Have you ever seen something and said, "Hey, I can make that!" Well, I do that all the time - it's pretty much my mantra. When I saw the apothecary cabinet that Tim Holtz used at this summer's CHA show, I absolutely knew I had to have one. Of course, I would never be able to find one exactly like his, so I knew I would have to make it myself.
The question was, how? Enter Eileen Hull's ScoreBoard dies. When I made my French Storage Caddy a few months ago, I noticed that the boxes, when turned sideways, were the perfect size to hold a Distress ink pad. I filed that little nugget of info away, knowing that I needed a storage solution for my inks. When combined with the idea for the apothecary cabinet, it blossomed into the perfect cabinet for studio storage!
The drawer fronts were covered with galvanized metal that I bought at the hardware store. I used tin snips to cut it to size. Be VERY careful when you do this! The edges are really sharp. After I glued it to the boxes, I was quite distressed to see it was shiny - like mirror shiny - and I wanted mine to look more like aged zinc. After doing a little research on how to dull the finish, I ended up burnishing it with steel wool that I dipped into vinegar. It knocked that shine down almost instantly! The knobs are plain old craft store unfinished wood knobs. I painted them black, sanded them, and inked them with Brushed Corduroy Distress ink.
This shot shows the basic construction of the cabinet. The upper cubbies are made from Eileen Hull's Box die. The lid was cut off and the box turned with the open side facing out. The drawers on the bottom were made with Eileen's Candy Drawer die, and the little vertical cubby was made with her Caddy die.
The hardest part of this project was figuring out the spacing. I used lots of mat board shims to get everything to match up just right. It was all glued together with Beacon's 3-in-1 glue before painting.
Here is a great shot showing just how shiny those drawer fronts were. Pretty for another project, but not this one! After I painted the whole piece with black acrylic paint, I added a little cove molding to the top and sides. I glued a thin piece of decorative molding just above the drawers to add a bit of detail.
If you don't want to use your cabinet in the studio, it is perfect for displaying all your favorite treasures in your house!

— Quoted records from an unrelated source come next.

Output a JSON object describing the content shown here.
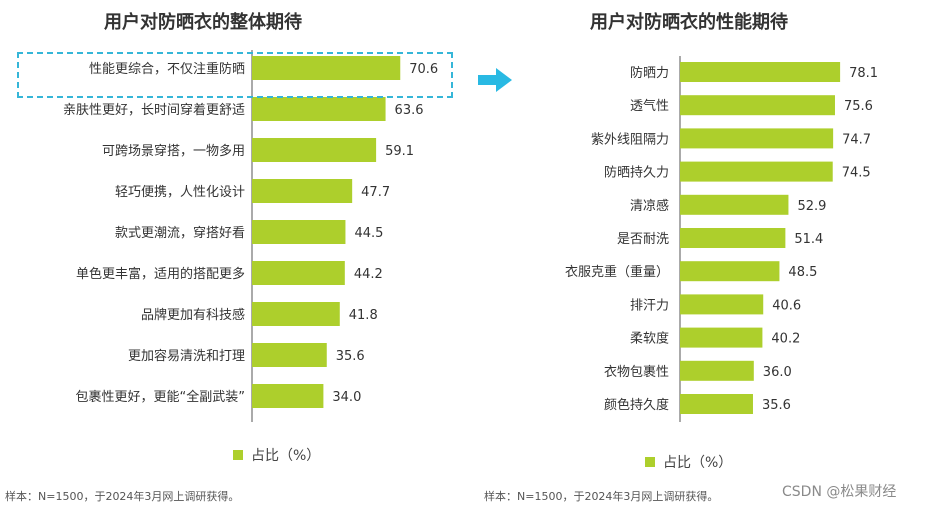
{
  "colors": {
    "bar": "#adcf2c",
    "axis": "#555555",
    "highlight": "#35b6d8",
    "arrow": "#29b9e3"
  },
  "legend_label": "占比（%）",
  "sample_note": "样本：N=1500，于2024年3月网上调研获得。",
  "watermark": "CSDN @松果财经",
  "icons": {
    "arrow": "right-arrow-icon"
  },
  "chart_data": [
    {
      "type": "bar",
      "orientation": "horizontal",
      "title": "用户对防晒衣的整体期待",
      "categories": [
        "性能更综合，不仅注重防晒",
        "亲肤性更好，长时间穿着更舒适",
        "可跨场景穿搭，一物多用",
        "轻巧便携，人性化设计",
        "款式更潮流，穿搭好看",
        "单色更丰富，适用的搭配更多",
        "品牌更加有科技感",
        "更加容易清洗和打理",
        "包裹性更好，更能“全副武装”"
      ],
      "values": [
        70.6,
        63.6,
        59.1,
        47.7,
        44.5,
        44.2,
        41.8,
        35.6,
        34.0
      ],
      "value_labels": [
        "70.6",
        "63.6",
        "59.1",
        "47.7",
        "44.5",
        "44.2",
        "41.8",
        "35.6",
        "34.0"
      ],
      "xlim": [
        0,
        100
      ],
      "legend": "占比（%）",
      "highlighted_category": "性能更综合，不仅注重防晒"
    },
    {
      "type": "bar",
      "orientation": "horizontal",
      "title": "用户对防晒衣的性能期待",
      "categories": [
        "防晒力",
        "透气性",
        "紫外线阻隔力",
        "防晒持久力",
        "清凉感",
        "是否耐洗",
        "衣服克重（重量）",
        "排汗力",
        "柔软度",
        "衣物包裹性",
        "颜色持久度"
      ],
      "values": [
        78.1,
        75.6,
        74.7,
        74.5,
        52.9,
        51.4,
        48.5,
        40.6,
        40.2,
        36.0,
        35.6
      ],
      "value_labels": [
        "78.1",
        "75.6",
        "74.7",
        "74.5",
        "52.9",
        "51.4",
        "48.5",
        "40.6",
        "40.2",
        "36.0",
        "35.6"
      ],
      "xlim": [
        0,
        100
      ],
      "legend": "占比（%）"
    }
  ]
}
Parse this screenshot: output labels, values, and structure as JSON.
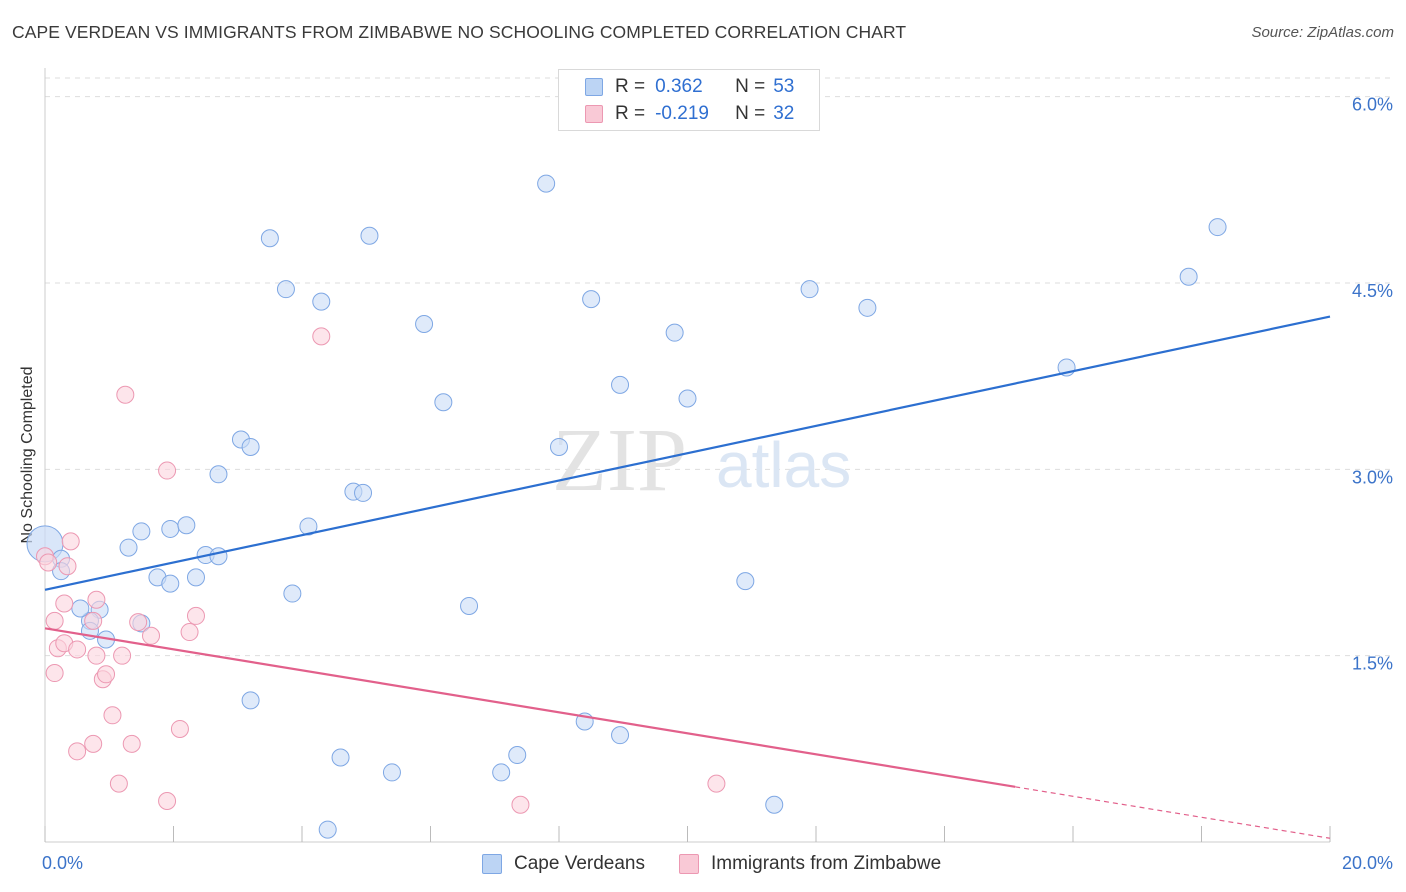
{
  "title": "CAPE VERDEAN VS IMMIGRANTS FROM ZIMBABWE NO SCHOOLING COMPLETED CORRELATION CHART",
  "source": "Source: ZipAtlas.com",
  "watermark": {
    "zip": "ZIP",
    "atlas": "atlas"
  },
  "legend": {
    "r_label": "R =",
    "n_label": "N =",
    "rows": [
      {
        "r": "0.362",
        "n": "53",
        "color": "#bcd4f4"
      },
      {
        "r": "-0.219",
        "n": "32",
        "color": "#f9c9d6"
      }
    ]
  },
  "bottom_legend": [
    "Cape Verdeans",
    "Immigrants from Zimbabwe"
  ],
  "chart_data": {
    "type": "scatter",
    "title": "CAPE VERDEAN VS IMMIGRANTS FROM ZIMBABWE NO SCHOOLING COMPLETED CORRELATION CHART",
    "xlabel": "",
    "ylabel": "No Schooling Completed",
    "xlim": [
      0,
      20
    ],
    "ylim": [
      0,
      6.15
    ],
    "x_tick_labels": [
      "0.0%",
      "20.0%"
    ],
    "y_ticks": [
      1.5,
      3.0,
      4.5,
      6.0
    ],
    "y_tick_labels": [
      "1.5%",
      "3.0%",
      "4.5%",
      "6.0%"
    ],
    "series": [
      {
        "name": "Cape Verdeans",
        "color": "#7ea7e4",
        "fill": "#c9dcf6",
        "line_color": "#2c6fd0",
        "trend": {
          "x": [
            0,
            20
          ],
          "y": [
            2.03,
            4.23
          ],
          "solid_until": 20
        },
        "points": [
          [
            0.0,
            2.4
          ],
          [
            0.25,
            2.28
          ],
          [
            0.25,
            2.18
          ],
          [
            0.85,
            1.87
          ],
          [
            0.7,
            1.78
          ],
          [
            0.55,
            1.88
          ],
          [
            0.7,
            1.7
          ],
          [
            0.95,
            1.63
          ],
          [
            1.5,
            1.76
          ],
          [
            1.5,
            2.5
          ],
          [
            1.3,
            2.37
          ],
          [
            1.75,
            2.13
          ],
          [
            1.95,
            2.08
          ],
          [
            1.95,
            2.52
          ],
          [
            2.2,
            2.55
          ],
          [
            2.35,
            2.13
          ],
          [
            2.5,
            2.31
          ],
          [
            2.7,
            2.3
          ],
          [
            2.7,
            2.96
          ],
          [
            3.05,
            3.24
          ],
          [
            3.2,
            3.18
          ],
          [
            3.2,
            1.14
          ],
          [
            3.5,
            4.86
          ],
          [
            3.75,
            4.45
          ],
          [
            3.85,
            2.0
          ],
          [
            4.1,
            2.54
          ],
          [
            4.3,
            4.35
          ],
          [
            4.4,
            0.1
          ],
          [
            4.6,
            0.68
          ],
          [
            4.8,
            2.82
          ],
          [
            4.95,
            2.81
          ],
          [
            5.05,
            4.88
          ],
          [
            5.4,
            0.56
          ],
          [
            5.9,
            4.17
          ],
          [
            6.2,
            3.54
          ],
          [
            6.6,
            1.9
          ],
          [
            7.1,
            0.56
          ],
          [
            7.35,
            0.7
          ],
          [
            7.8,
            5.3
          ],
          [
            8.0,
            3.18
          ],
          [
            8.4,
            0.97
          ],
          [
            8.5,
            4.37
          ],
          [
            8.95,
            0.86
          ],
          [
            8.95,
            3.68
          ],
          [
            9.8,
            4.1
          ],
          [
            10.0,
            3.57
          ],
          [
            10.9,
            2.1
          ],
          [
            11.35,
            0.3
          ],
          [
            11.9,
            4.45
          ],
          [
            12.8,
            4.3
          ],
          [
            15.9,
            3.82
          ],
          [
            17.8,
            4.55
          ],
          [
            18.25,
            4.95
          ]
        ]
      },
      {
        "name": "Immigrants from Zimbabwe",
        "color": "#ec98b2",
        "fill": "#fbd3de",
        "line_color": "#e2608b",
        "trend": {
          "x": [
            0,
            20
          ],
          "y": [
            1.72,
            0.03
          ],
          "solid_until": 15.1
        },
        "points": [
          [
            0.0,
            2.3
          ],
          [
            0.15,
            1.78
          ],
          [
            0.15,
            1.36
          ],
          [
            0.2,
            1.56
          ],
          [
            0.3,
            1.92
          ],
          [
            0.3,
            1.6
          ],
          [
            0.35,
            2.22
          ],
          [
            0.4,
            2.42
          ],
          [
            0.5,
            1.55
          ],
          [
            0.5,
            0.73
          ],
          [
            0.75,
            0.79
          ],
          [
            0.75,
            1.78
          ],
          [
            0.8,
            1.5
          ],
          [
            0.8,
            1.95
          ],
          [
            0.9,
            1.31
          ],
          [
            0.95,
            1.35
          ],
          [
            1.05,
            1.02
          ],
          [
            1.15,
            0.47
          ],
          [
            1.2,
            1.5
          ],
          [
            1.25,
            3.6
          ],
          [
            1.35,
            0.79
          ],
          [
            1.45,
            1.77
          ],
          [
            1.65,
            1.66
          ],
          [
            1.9,
            0.33
          ],
          [
            1.9,
            2.99
          ],
          [
            2.1,
            0.91
          ],
          [
            2.25,
            1.69
          ],
          [
            2.35,
            1.82
          ],
          [
            4.3,
            4.07
          ],
          [
            7.4,
            0.3
          ],
          [
            10.45,
            0.47
          ],
          [
            0.05,
            2.25
          ]
        ]
      }
    ]
  }
}
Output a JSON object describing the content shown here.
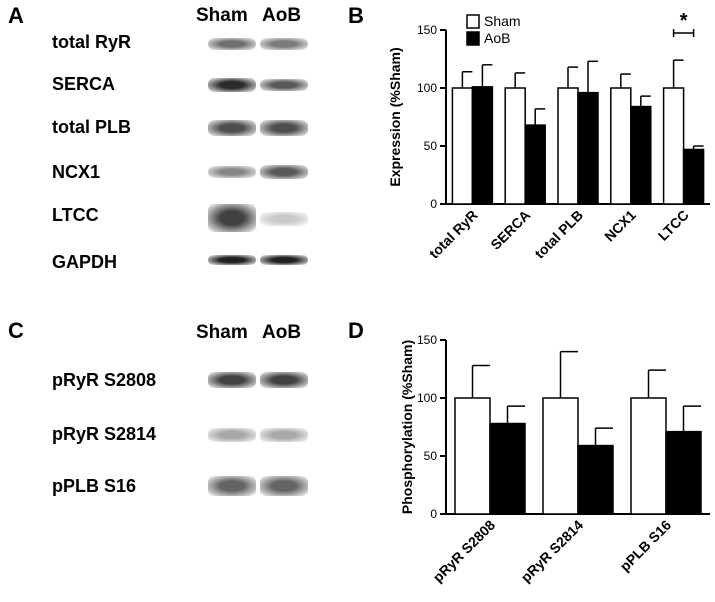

It's incredibly sturdy - especially when it's filled. The drawers could be left open for display as well.
I am just too thrilled with how this project turned out! It was definitely a labor of love, but well worth it. It's so hard to believe that it's almost entirely made of paper.
I apologize for not sharing a full tutorial for this, but I am gearing up for CHA sample making and just don't have the time right now. I'm planning to write one up and have it available as a downloadable project after the first of the year, so check back in a month or so. :)
Thanks so much for stopping by today. I hope you enjoyed this project! Have a wonderful week!